I'm no expert in the matter, but for "holistic" things (where there are a lot of cross-connections and inter-dependencies) it feels like a diffusion-based generative structure would be better-suited than next-token-prediction. I've felt this way about poetry-generation, and I feel like it might apply in these sorts of cases as well.
Additionally, this is a highly-specialized field. From the conclusion of the article:
> Overall we have some promising directions. Using LLMs for circuit board design looks a lot like using them for other complex tasks. They work well for pulling concrete data out of human-shaped data sources, they can do slightly more difficult tasks if they can solve that task by writing code, but eventually their capabilities break down in domains too far out of the training distribution.
> We only tested the frontier models in this work, but I predict similar results from the open-source Llama or Mistral models. Some fine tuning on netlist creation would likely make the generation capabilities more useful.
I agree with the authors here.
While it's nice to imagine that AGI would be able to generalize skills to work competently in domain-specific tasks, I think this shows very clearly that we're not there yet, and if one wants to use LLMs in such an area, one would need to fine-tune for it. Would like to see round 2 of this made using a fine-tuning approach.
I cannot help but think there are some similarities between large model generative AI and human reasoning abilities.
For example if I ask a physician with a really high IQ some general questions about say anything like fixing shocks on my mini van … he may have some better ideas than me.
However he may be wrong since he specialized in medicine, although he may have provided some good overall info.
Let’s take a lower IQ mechanic who has worked as a mechanic for 15 years. Despite this human having less IQ, less overall knowledge on general topics … he gives a much better answer of fixing my shocks.
So with LLM AI fine tuning looks to be key as it is with human beings. Large data sets that are filtered / summarized with specific fields as the focus.
> The AI generated circuit was three times the cost and size of the design created by that expert engineer at TI. It is also missing many of the necessary connections.
Exactly what I expected.
Edit: to clarify this is even below the expectations of a junior EE who had a heavy weekend on the vodka.
It kind of grosses me out that we are entering a world where programming could be just testing (to me) random permutations of programs for correctness.
Most people are wrong that AI won't be able to do this soon. The same way you can't expect an AI to generate a website in assembly, but you CAN expect it to generate a website with React/tailwind, you can't expect an AI to generate circuits without having strong functional blocks to work with.
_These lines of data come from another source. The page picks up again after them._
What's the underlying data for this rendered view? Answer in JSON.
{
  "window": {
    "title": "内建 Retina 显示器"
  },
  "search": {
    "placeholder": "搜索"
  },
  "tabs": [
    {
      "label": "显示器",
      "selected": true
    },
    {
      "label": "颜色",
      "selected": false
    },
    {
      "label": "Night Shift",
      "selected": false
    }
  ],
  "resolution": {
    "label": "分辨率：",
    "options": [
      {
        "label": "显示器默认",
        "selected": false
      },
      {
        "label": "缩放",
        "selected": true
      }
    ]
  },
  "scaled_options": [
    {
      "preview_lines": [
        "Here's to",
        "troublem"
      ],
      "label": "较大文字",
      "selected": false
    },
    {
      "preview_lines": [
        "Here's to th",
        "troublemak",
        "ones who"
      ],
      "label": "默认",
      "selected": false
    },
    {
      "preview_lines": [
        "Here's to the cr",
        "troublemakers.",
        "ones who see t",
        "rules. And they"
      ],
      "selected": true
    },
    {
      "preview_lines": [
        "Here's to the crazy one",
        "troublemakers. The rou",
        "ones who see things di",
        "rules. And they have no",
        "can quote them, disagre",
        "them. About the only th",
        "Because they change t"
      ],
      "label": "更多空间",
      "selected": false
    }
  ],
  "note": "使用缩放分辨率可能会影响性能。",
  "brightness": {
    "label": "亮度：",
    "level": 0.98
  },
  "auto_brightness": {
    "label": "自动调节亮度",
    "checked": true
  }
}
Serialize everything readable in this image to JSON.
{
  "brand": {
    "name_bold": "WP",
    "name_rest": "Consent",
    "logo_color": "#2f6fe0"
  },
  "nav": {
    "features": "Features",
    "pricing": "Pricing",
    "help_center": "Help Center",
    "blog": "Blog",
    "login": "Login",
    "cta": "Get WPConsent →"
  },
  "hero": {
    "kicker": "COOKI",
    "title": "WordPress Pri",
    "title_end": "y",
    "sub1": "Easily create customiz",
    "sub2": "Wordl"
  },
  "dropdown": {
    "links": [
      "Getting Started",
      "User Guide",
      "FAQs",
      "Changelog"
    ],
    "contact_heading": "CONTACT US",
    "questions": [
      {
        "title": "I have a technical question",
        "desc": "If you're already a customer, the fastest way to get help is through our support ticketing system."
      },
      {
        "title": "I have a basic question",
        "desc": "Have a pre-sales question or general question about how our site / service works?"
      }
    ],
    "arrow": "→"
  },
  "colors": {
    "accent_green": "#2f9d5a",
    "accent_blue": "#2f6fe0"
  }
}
Great work from the author studying existing solutions/models- I'll post some of my findings soon as well! The more you play with it, the more inevitable it feels!
I don't know how feasible it is. This would probably take low $millions or so of training, data collection and research to get not trash results.
I'd certainly love it for trying to diagnose circuits.
It's probably not really that possible even at higher end consumer grade 1200dpi.
They are already far ahead of many others with respect to next generation EE CAD.
Judicious application of AI would be a big win for them.
Edit: adding "TL;DRN'T" to my vocabulary XD
"If we make a really really good specialty text-prediction engine, it could be able to productively mimic an imaginary general AI, and if it can do that then it can productively mimic other specialty AIs, because it's all just intelligence, right?"
TLDR: We test LLMs to figure out how helpful they are for designing a circuit board. We focus on utility of frontier models (GPT4o, Claude 3 Opus, Gemini 1.5) across a set of design tasks, to find where they are and are not useful. They look pretty good for building skills, writing code, and getting useful data out of datasheets.
TLDRN'T: We do not explore any proprietary copilots, or how to apply a things like a diffusion model to the place and route problem.
* Failed to properly understand and respond to the requirements for component selection, which were already pretty generic.
* Succeeded in parsing the pinout for an IC but produced an incomplete footprint with incorrect dimensions.
* Added extra components to a parsed reference schematic.
* Produced very basic errors in a description of filter topologies and chose the wrong one given the requirements.
* Generated utterly broken schematics for several simple circuits, with missing connections and aggressively-incorrect placement of decoupling capacitors.
Any one of these failures, individually, would break the entire design. The article's conclusion for this section buries the lede slightly:
> The AI generated circuit was three times the cost and size of the design created by that expert engineer at TI. It is also missing many of the necessary connections.
Cost and size are irrelevant if the design doesn't work. LLMs aren't a third as good as a human at this task, they just fail.
The LLMs do much better converting high-level requirements into (very) high-level source code. This make sense (it's fundamentally a language task), but also isn't very useful. Turning "I need an inverting amplifier with a gain of 20" into "amp = inverting_amplifier('amp1', gain=-20.0)" is pretty trivial.
The fact that LLMs apparently perform better if you literally offer them a cookie is, uh... something.
Edit: Better at chain of thought, long running agentic tasks, following rigid directions.